Les jeunes médecins veulent mieux concilier vie professionnelle et vie privée
Le Monde.fr | Par Manon Gauthier-Faure
Enchaîner les gardes sur plusieurs jours, faire passer sa vie professionnelle avant sa vie de famille... les nouveaux médecins n'en veulent plus. Rien à voir avec la génération précédente. C'est ce que révèle une étude publiée jeudi 20 juin par le Syndicat des internes des hôpitaux de Paris (SIHP) et la Sofres.
Réalisée sur Internet entre le 10 avril et le 5 mai, en partenariat avec l'Assistance publique-Hôpitaux de Paris (AP-HP), l'Agence régionale de santé d'Ile-de-France, Générale de santé et l'Union régionale des professionnels de santé d'Ile-de-France, elle interrogeait les aspirations de ces jeunes médecins. Près de 1 600 d'entre eux ont répondu, soit 20 % du total des internes de la région.
Plus de la moitié des internes concernés par l'étude ont entre 23 et 30 ans. Pour Julien Lenglet, président du SIHP, "il s'agit de la déclinaison dans le monde médical de la 'génération Y' décrite par les sociologues". L'appellation fait référence à la trace que forment les écouteurs sur le torse des jeunes. Ceux qui appartiennent à cette génération se caractérisent par l'envie de vivre comme bon leur semble, le refus de toute contrainte, et un franc-parler assumé.
C'est effectivement ce qu'on retrouve dans les revendications des internes. Avec en premier lieu le fait de pouvoir concilier dans de bonnes conditions leur vie professionnelle et leur vie privée. 60 % d'entre eux jugent d'ailleurs cet équilibre "extrêmement important".
LA LIBERTÉ D'INSTALLATION RÉCLAMÉE
Première piste, leur situation amoureuse. "70 % sont en couple et restent là où ils ont étudié à cause d'attaches", témoigne M. Lenglet. Pour lui, cette seule donnée explique pourquoi 8 jeunes médecins sur 10 souhaitent travailler dans la région de leur internat.
L'étude proposait aux internes de laisser des commentaires. Bon nombre d'entre eux gravitent autour de cette question : "Je n'hésiterai pas à partir à l'étranger si on m'impose [en France] de m'installer loin de ma famille et si on me prive de vie personnelle", peut-on lire dans l'un de ces témoignages anonymes. Quant aux conditions de travail, finis le stress et les horaires interminables.
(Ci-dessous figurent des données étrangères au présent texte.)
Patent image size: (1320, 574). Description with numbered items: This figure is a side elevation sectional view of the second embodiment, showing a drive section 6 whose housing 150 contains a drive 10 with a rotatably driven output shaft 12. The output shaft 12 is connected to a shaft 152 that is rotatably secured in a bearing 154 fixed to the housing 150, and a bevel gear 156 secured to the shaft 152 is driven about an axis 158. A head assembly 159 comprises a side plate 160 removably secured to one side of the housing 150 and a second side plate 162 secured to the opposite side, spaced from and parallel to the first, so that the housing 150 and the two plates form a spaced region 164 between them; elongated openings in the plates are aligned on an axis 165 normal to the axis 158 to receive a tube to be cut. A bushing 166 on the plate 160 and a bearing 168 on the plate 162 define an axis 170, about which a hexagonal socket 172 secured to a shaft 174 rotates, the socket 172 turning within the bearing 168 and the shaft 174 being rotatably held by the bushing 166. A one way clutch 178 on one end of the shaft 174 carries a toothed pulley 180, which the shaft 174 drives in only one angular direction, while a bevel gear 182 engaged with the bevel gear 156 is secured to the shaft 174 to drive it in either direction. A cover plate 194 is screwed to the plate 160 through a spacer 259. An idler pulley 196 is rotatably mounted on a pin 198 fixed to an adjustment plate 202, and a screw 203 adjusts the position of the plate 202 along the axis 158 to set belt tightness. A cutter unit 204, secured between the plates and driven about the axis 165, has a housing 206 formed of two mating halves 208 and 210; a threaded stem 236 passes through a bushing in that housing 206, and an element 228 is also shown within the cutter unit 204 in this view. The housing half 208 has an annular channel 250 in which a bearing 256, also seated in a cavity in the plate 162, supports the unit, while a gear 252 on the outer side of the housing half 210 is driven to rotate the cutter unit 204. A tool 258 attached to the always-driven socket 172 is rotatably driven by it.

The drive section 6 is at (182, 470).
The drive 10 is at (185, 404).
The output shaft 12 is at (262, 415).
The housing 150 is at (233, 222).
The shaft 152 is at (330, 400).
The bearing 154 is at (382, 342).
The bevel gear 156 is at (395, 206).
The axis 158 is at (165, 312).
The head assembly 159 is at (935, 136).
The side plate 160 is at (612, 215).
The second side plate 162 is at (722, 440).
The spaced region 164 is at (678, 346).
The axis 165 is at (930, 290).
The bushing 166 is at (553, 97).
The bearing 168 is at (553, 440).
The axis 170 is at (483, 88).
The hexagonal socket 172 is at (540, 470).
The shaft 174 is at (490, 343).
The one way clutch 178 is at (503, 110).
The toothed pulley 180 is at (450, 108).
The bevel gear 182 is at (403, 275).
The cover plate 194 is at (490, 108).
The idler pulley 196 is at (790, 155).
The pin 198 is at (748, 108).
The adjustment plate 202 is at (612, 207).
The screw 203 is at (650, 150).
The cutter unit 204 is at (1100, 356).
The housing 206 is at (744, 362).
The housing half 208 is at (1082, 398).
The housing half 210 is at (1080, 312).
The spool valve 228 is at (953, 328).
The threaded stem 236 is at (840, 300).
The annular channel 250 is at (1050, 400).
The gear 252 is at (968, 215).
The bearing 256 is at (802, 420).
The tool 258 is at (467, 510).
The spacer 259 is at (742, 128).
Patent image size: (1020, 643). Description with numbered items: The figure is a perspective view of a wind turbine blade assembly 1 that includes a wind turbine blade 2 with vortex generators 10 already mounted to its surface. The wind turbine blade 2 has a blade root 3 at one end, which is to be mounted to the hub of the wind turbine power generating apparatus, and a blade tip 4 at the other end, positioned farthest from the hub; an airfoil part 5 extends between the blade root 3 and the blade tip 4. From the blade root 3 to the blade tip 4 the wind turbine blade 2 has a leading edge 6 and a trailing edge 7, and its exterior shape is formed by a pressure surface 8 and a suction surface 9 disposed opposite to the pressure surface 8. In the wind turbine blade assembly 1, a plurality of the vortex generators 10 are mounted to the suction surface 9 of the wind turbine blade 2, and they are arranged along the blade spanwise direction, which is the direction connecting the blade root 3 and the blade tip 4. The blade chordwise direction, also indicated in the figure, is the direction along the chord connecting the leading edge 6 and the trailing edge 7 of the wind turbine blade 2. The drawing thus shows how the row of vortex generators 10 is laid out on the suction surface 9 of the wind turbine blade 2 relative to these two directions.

Près de la moitié des internes déclarent qu'ils renonceront à leur carrière si ces cas de figure se présentent. "Nous connaissons de vraies difficultés face au syndrome de l'épuisement professionnel, avec beaucoup de suicides", justifie M. Lenglet.
Autre revendication importante : la liberté d'installation. "Imposer un lieu d'exercice = arrêt d'exercice pour de multiples médecins", témoigne un interne. Seulement 28 % de ses pairs déclarent qu'ils ne renonceront jamais à leur carrière professionnelle.
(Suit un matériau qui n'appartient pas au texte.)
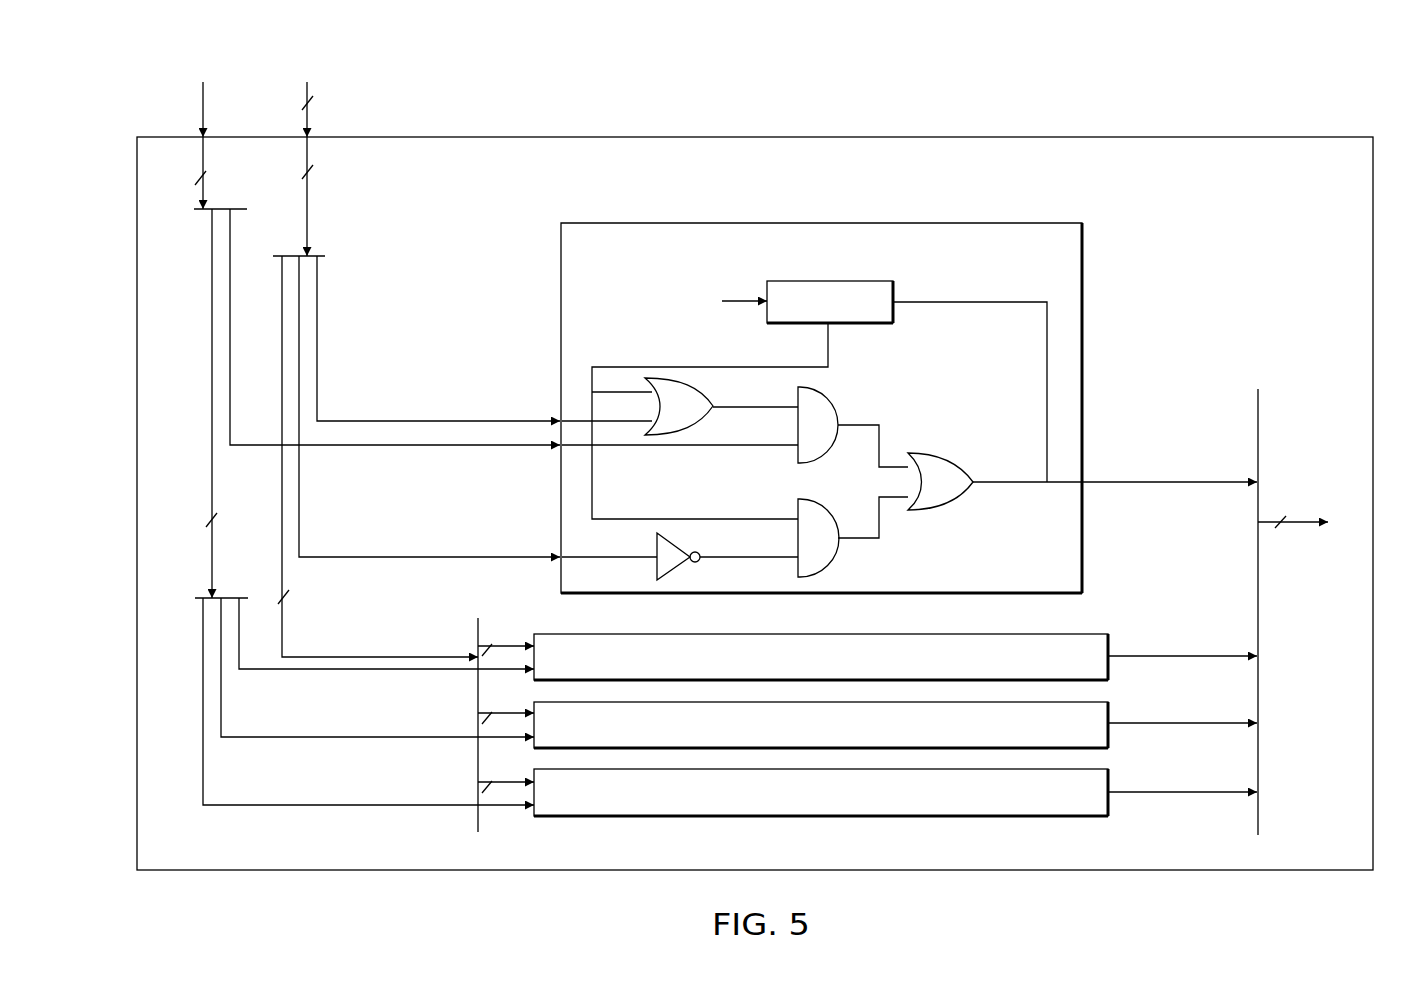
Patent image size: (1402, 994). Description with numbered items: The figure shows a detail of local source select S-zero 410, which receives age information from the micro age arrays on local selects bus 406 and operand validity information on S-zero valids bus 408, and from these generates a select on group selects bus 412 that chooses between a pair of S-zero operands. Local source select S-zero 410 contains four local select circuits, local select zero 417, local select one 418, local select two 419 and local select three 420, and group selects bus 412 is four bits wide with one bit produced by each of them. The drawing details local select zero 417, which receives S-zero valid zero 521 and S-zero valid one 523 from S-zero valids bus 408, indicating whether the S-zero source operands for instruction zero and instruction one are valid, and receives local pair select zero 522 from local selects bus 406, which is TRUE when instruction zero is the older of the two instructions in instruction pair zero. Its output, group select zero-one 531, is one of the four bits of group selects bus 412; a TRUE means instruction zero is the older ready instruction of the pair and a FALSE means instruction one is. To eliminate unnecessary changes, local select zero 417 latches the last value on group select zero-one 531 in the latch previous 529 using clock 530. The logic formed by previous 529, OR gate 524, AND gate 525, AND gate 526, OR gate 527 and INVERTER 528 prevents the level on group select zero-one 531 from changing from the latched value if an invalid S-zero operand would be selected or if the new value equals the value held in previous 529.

The local selects bus 406 is at (168, 42).
The S0 valids bus 408 is at (325, 40).
The local source select S0 410 is at (1292, 137).
The group selects bus 412 is at (1307, 588).
The local select_0 417 is at (1085, 266).
The local select_1 418 is at (1112, 645).
The local select_2 419 is at (1112, 712).
The local select_3 420 is at (1112, 782).
The S0 valid_0 521 is at (455, 407).
The local pair select_0 522 is at (403, 475).
The S0 valid_1 523 is at (412, 545).
The OR gate 524 is at (705, 390).
The AND gate 525 is at (802, 390).
The AND gate 526 is at (802, 503).
The OR gate 527 is at (955, 462).
The INVERTER 528 is at (678, 545).
The previous 529 is at (878, 282).
The clock 530 is at (722, 298).
The group select_0_1 531 is at (1162, 476).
Ces jeunes médecins savent aussi ce qu'ils sont prêts ou non à accepter au quotidien. En règle générale, ils rechignent à travailler la nuit. C'est surtout le cas des femmes. Près de la moitié d'entre elles ne pensent pas garder une activité de nuit. Nombreuses sont celles qui opposent l'argument de la famille : "Je ne suis pas que pédiatre, je suis aussi maman, épouse et femme, enfin j'essaie ! ", écrit l'une d'elles.
Autre constat, près de 70 % déclarent avoir choisi leur spécialité parce qu'elle leur plaît. On est bien loin des stéréotypes qui entourent cette profession, où une spécialisation prestigieuse primait sur le reste.
L'arrivée de cette nouvelle génération dans les hôpitaux et les cabinets médicaux aura forcément un impact sur le système de soins. Partenaire de l'étude, l'AP-HP dit déjà développer une stratégie pour répondre aux attentes de ces nouveaux profils : elle souhaite à l'avenir confier de plus larges responsabilités aux équipes soignantes (infirmières, aide-soignants...) pour permettre aux médecins de se concentrer sur les activités à forte plus-value médicale et de ne pas sacrifier leur vie personnelle. Les établissements sont prévenus : ils auront des efforts à faire s'ils veulent attirer, puis garder leurs médecins.